Il Sud è il vero sconfitto? 
«Spero di no.Spero che la Federico II faccia una scuola d'eccellenza, ma ora è sicuramente più difficile e non sarà il modello Normale». 
Ma la Normale non è in crisi da un bel po' di tempo?
«Su questo c'è una discussione in corso. Io penso che si debba aprire perché è troppo chiusa e autoreferenziale». 
Si aspettava il conservatorismo demagogico dei giovani? 
«La demagogia è parte naturale del mondo giovanile e l'estremismo è una malattia infantile. Ho fatto il 68, figuriamoci se mi spaventano le proteste dei ragazzi. Fanno il loro mestiere. Il problema sono i professori». 
Le danno del fascista? 
«Mi danno dell'assolutista, del sovrano, del despota. E mi sembra incredibile». 
Destra e sinistra unite per dire: #primaipisani anzi #soloipisani? 
«Le rispondo così. Al governo in Italia ci sono leghisti e grillini. La loro alleanza è simile a quella che sulla Normale si è formata tra amministratori locali da una parte e professori e studenti dall'altra». 
Secondo lei, va introdotta l'eccellenza nell'università di massa?

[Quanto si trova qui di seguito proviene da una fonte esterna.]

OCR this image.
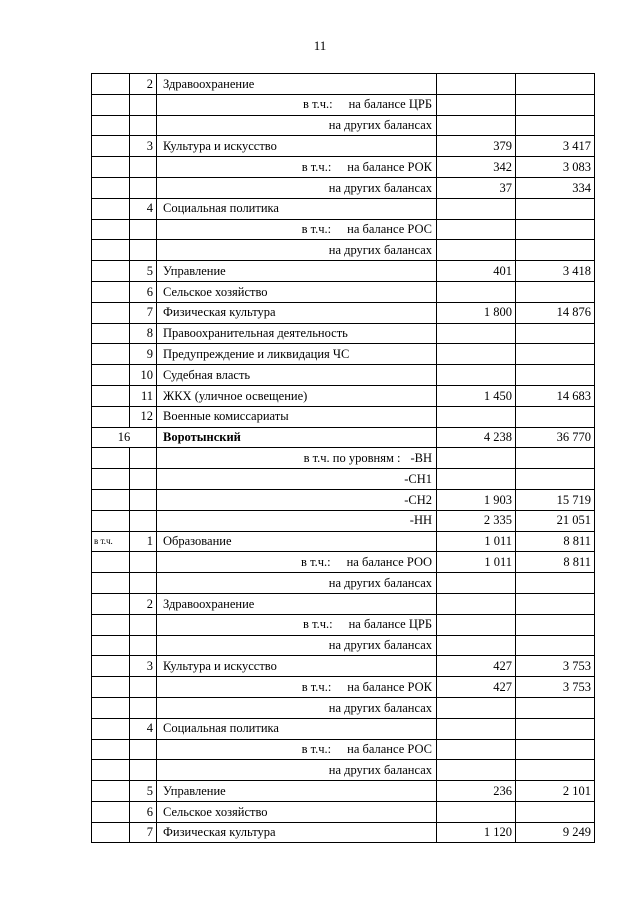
11
	2	Здравоохранение		
		в т.ч.: на балансе ЦРБ		
		на других балансах		
	3	Культура и искусство	379	3 417
		в т.ч.: на балансе РОК	342	3 083
		на других балансах	37	334
	4	Социальная политика		
		в т.ч.: на балансе РОС		
		на других балансах		
	5	Управление	401	3 418
	6	Сельское хозяйство		
	7	Физическая культура	1 800	14 876
	8	Правоохранительная деятельность		
	9	Предупреждение и ликвидация ЧС		
	10	Судебная власть		
	11	ЖКХ (уличное освещение)	1 450	14 683
	12	Военные комиссариаты		
16		Воротынский	4 238	36 770
		в т.ч. по уровням : -ВН		
		-СН1		
		-СН2	1 903	15 719
		-НН	2 335	21 051
в т.ч.	1	Образование	1 011	8 811
		в т.ч.: на балансе РОО	1 011	8 811
		на других балансах		
	2	Здравоохранение		
		в т.ч.: на балансе ЦРБ		
		на других балансах		
	3	Культура и искусство	427	3 753
		в т.ч.: на балансе РОК	427	3 753
		на других балансах		
	4	Социальная политика		
		в т.ч.: на балансе РОС		
		на других балансах		
	5	Управление	236	2 101
	6	Сельское хозяйство		
	7	Физическая культура	1 120	9 249
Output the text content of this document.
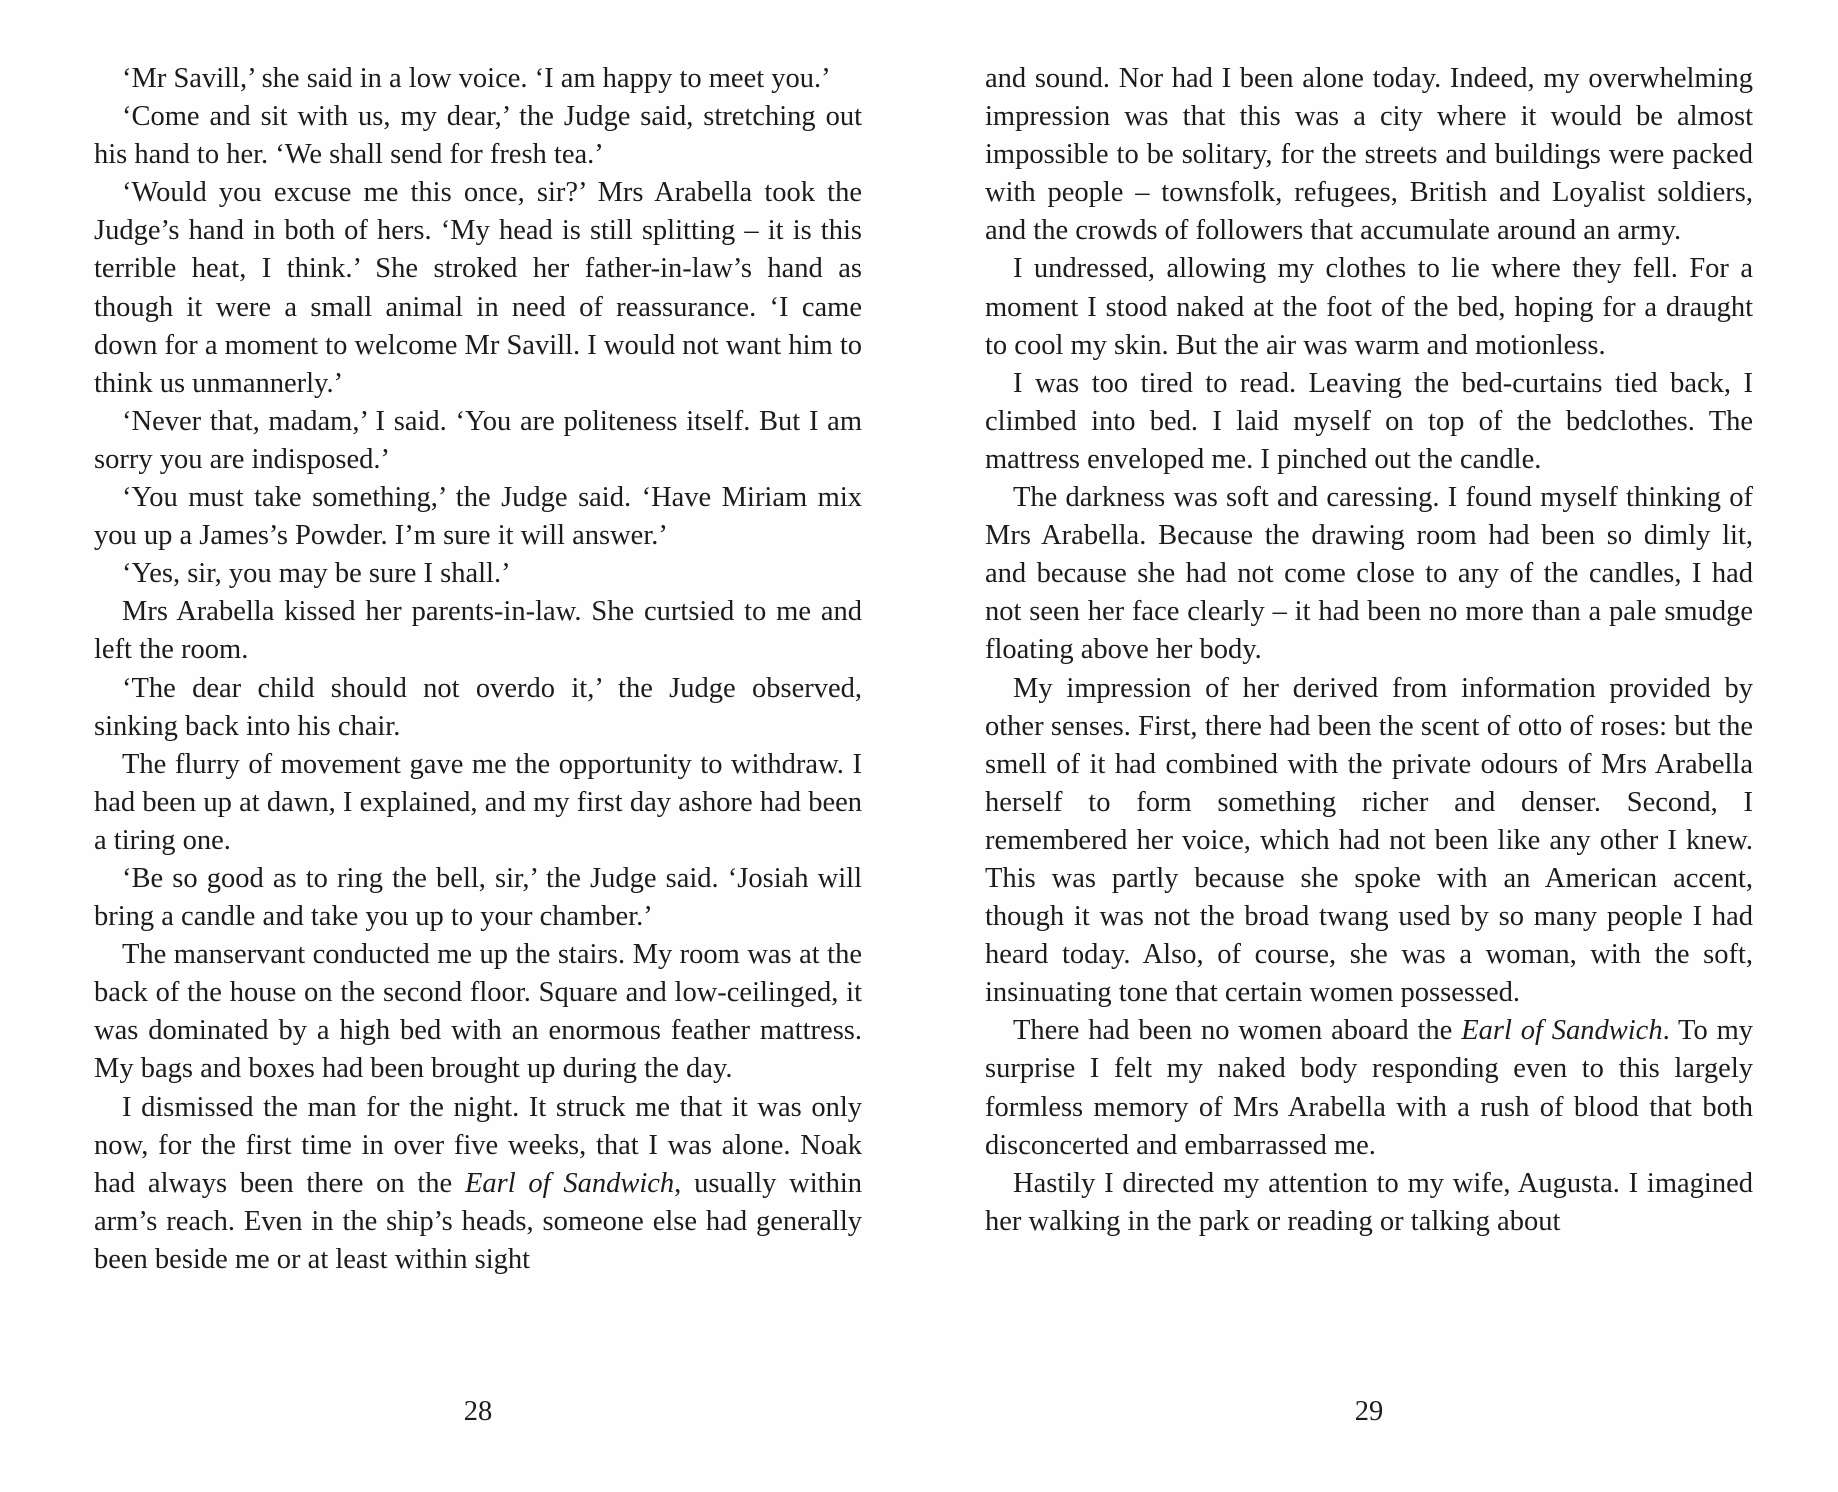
‘Mr Savill,’ she said in a low voice. ‘I am happy to meet you.’

‘Come and sit with us, my dear,’ the Judge said, stretching out his hand to her. ‘We shall send for fresh tea.’

‘Would you excuse me this once, sir?’ Mrs Arabella took the Judge’s hand in both of hers. ‘My head is still splitting – it is this terrible heat, I think.’ She stroked her father-in-law’s hand as though it were a small animal in need of reassurance. ‘I came down for a moment to welcome Mr Savill. I would not want him to think us unmannerly.’

‘Never that, madam,’ I said. ‘You are politeness itself. But I am sorry you are indisposed.’

‘You must take something,’ the Judge said. ‘Have Miriam mix you up a James’s Powder. I’m sure it will answer.’

‘Yes, sir, you may be sure I shall.’

Mrs Arabella kissed her parents-in-law. She curtsied to me and left the room.

‘The dear child should not overdo it,’ the Judge observed, sinking back into his chair.

The flurry of movement gave me the opportunity to withdraw. I had been up at dawn, I explained, and my first day ashore had been a tiring one.

‘Be so good as to ring the bell, sir,’ the Judge said. ‘Josiah will bring a candle and take you up to your chamber.’

The manservant conducted me up the stairs. My room was at the back of the house on the second floor. Square and low-ceilinged, it was dominated by a high bed with an enormous feather mattress. My bags and boxes had been brought up during the day.

I dismissed the man for the night. It struck me that it was only now, for the first time in over five weeks, that I was alone. Noak had always been there on the Earl of Sandwich, usually within arm’s reach. Even in the ship’s heads, someone else had generally been beside me or at least within sight

28

and sound. Nor had I been alone today. Indeed, my overwhelming impression was that this was a city where it would be almost impossible to be solitary, for the streets and buildings were packed with people – townsfolk, refugees, British and Loyalist soldiers, and the crowds of followers that accumulate around an army.

I undressed, allowing my clothes to lie where they fell. For a moment I stood naked at the foot of the bed, hoping for a draught to cool my skin. But the air was warm and motionless.

I was too tired to read. Leaving the bed-curtains tied back, I climbed into bed. I laid myself on top of the bedclothes. The mattress enveloped me. I pinched out the candle.

The darkness was soft and caressing. I found myself thinking of Mrs Arabella. Because the drawing room had been so dimly lit, and because she had not come close to any of the candles, I had not seen her face clearly – it had been no more than a pale smudge floating above her body.

My impression of her derived from information provided by other senses. First, there had been the scent of otto of roses: but the smell of it had combined with the private odours of Mrs Arabella herself to form something richer and denser. Second, I remembered her voice, which had not been like any other I knew. This was partly because she spoke with an American accent, though it was not the broad twang used by so many people I had heard today. Also, of course, she was a woman, with the soft, insinuating tone that certain women possessed.

There had been no women aboard the Earl of Sandwich. To my surprise I felt my naked body responding even to this largely formless memory of Mrs Arabella with a rush of blood that both disconcerted and embarrassed me.

Hastily I directed my attention to my wife, Augusta. I imagined her walking in the park or reading or talking about

29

«Bisogna mettere in comunicazione e creare osmosi tra questi due mondi. All'estero si fa così. L'Ecole normale supérieure di Parigi è 50 volte più grande di noi. Qui invece vige il pregiudizio che piccolo è puro e piccolo è bello. Questa è purtroppo un'impostazione politico-culturale trasversale. L'avevo sottovalutata». 
Sta per arrivare l'autonomismo regionale. 
«Lo so. E le dico che la risposta giusta, anche nel campo dell'istruzione, è quella di contemperare aspetti locali e aspetti nazionali. La Normale al Sud poteva essere anche un modo per tenere cucito questo Paese». Delusione fortissima? 
«Sì. Non avevo capito fino a che punto la Scuola di Pisa viene vissuta come un acquario da chi la abita. Sono qui da 10 anni e non mi ero accorto fino in fondo di questo aspetto. Avevo capito male io».